Para cualquier investigador experto, el debate sobre los plagios de nuestros dirigentes públicos constituye una anomalía impropia del estándar cultural de cualquier país europeo. Lo excepcional del caso no es la transgresión de los elementales códigos éticos sino el hecho insólito de que los infractores le quiten importancia al desafuero. Que se considere normal la reproducción sin advertencia de contenidos ajenos y se justifique el método alegando que es admisible mientras no rebase un determinado tanto por ciento.

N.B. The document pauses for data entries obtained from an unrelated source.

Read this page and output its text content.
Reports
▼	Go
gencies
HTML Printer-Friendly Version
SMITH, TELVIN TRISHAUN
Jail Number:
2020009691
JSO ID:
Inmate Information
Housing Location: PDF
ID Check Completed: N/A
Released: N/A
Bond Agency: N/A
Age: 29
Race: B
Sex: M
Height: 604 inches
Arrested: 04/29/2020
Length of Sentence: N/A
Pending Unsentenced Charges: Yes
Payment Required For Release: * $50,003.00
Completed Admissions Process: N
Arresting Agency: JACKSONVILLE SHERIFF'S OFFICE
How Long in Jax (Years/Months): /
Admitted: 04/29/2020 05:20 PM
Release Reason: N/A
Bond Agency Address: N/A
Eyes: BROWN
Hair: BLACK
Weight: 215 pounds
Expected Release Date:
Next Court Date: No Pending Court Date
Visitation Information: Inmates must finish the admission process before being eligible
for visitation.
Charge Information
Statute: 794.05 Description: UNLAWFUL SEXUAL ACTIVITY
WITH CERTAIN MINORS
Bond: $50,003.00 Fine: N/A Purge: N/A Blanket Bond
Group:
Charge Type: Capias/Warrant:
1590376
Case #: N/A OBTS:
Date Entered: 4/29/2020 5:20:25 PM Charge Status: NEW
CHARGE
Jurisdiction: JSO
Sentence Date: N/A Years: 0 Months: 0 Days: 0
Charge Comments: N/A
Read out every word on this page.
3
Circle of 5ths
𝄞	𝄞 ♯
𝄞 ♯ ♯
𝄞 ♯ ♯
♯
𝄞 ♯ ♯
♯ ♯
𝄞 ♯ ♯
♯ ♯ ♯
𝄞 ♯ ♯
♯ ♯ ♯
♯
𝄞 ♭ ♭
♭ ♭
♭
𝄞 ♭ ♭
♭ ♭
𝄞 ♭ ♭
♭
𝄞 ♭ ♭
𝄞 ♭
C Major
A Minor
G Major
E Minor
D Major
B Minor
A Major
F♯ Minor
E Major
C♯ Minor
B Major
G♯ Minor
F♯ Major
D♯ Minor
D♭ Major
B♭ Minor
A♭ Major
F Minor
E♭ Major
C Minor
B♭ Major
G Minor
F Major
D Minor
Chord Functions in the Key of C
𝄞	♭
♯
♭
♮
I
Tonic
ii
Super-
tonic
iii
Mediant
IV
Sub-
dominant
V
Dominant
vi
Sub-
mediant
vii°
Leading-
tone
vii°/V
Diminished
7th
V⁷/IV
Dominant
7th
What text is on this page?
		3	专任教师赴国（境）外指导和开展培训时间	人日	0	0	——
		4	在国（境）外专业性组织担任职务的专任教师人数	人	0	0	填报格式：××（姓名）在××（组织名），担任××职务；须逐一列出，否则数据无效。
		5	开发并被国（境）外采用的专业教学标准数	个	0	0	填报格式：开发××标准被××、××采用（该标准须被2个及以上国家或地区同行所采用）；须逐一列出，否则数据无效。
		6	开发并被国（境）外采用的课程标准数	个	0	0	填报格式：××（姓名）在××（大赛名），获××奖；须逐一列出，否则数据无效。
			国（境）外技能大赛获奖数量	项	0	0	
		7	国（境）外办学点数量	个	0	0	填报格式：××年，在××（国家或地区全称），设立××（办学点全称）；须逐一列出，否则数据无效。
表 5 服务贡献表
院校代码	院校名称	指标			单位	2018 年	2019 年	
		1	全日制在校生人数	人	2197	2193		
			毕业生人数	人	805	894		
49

Que se otorgue carta de naturaleza al fusilamiento masivo y sistemático de enunciados completos, que tan desaprensivo proceder escape al juicio y control de los tribunales de tesis y de los jurados de premios, y que el escándalo pase sin sanción política pese a afectar a los presidentes del Senado y del Gobierno. Pero sobre todo, que la copia y el corta-pega de textos se hayan convertido en hábito en universidades atentas sólo a la expedición de másters y títulos diversos, al punto de sumir al sistema entero en una vergonzante burbuja de endogamia y descrédito.

Ése es el verdadero problema. Cuando el primer gobernante de la nación se doctora con una tesis espuria sin que suceda nada, toda la sociedad se siente legitimada para hacer trampa. Cuando la picaresca y el fraude moral encuentran al máximo nivel una desenvuelta y cínica coartada, el paradigma social de excelencia y ejemplaridad sufre una perversión a gran escala. Y cuando las élites conceden a esta clase de conductas una indulgencia interesada, la cuestión deja de ser una controversia académica o mediática para afectar de lleno a la calidad de la democracia.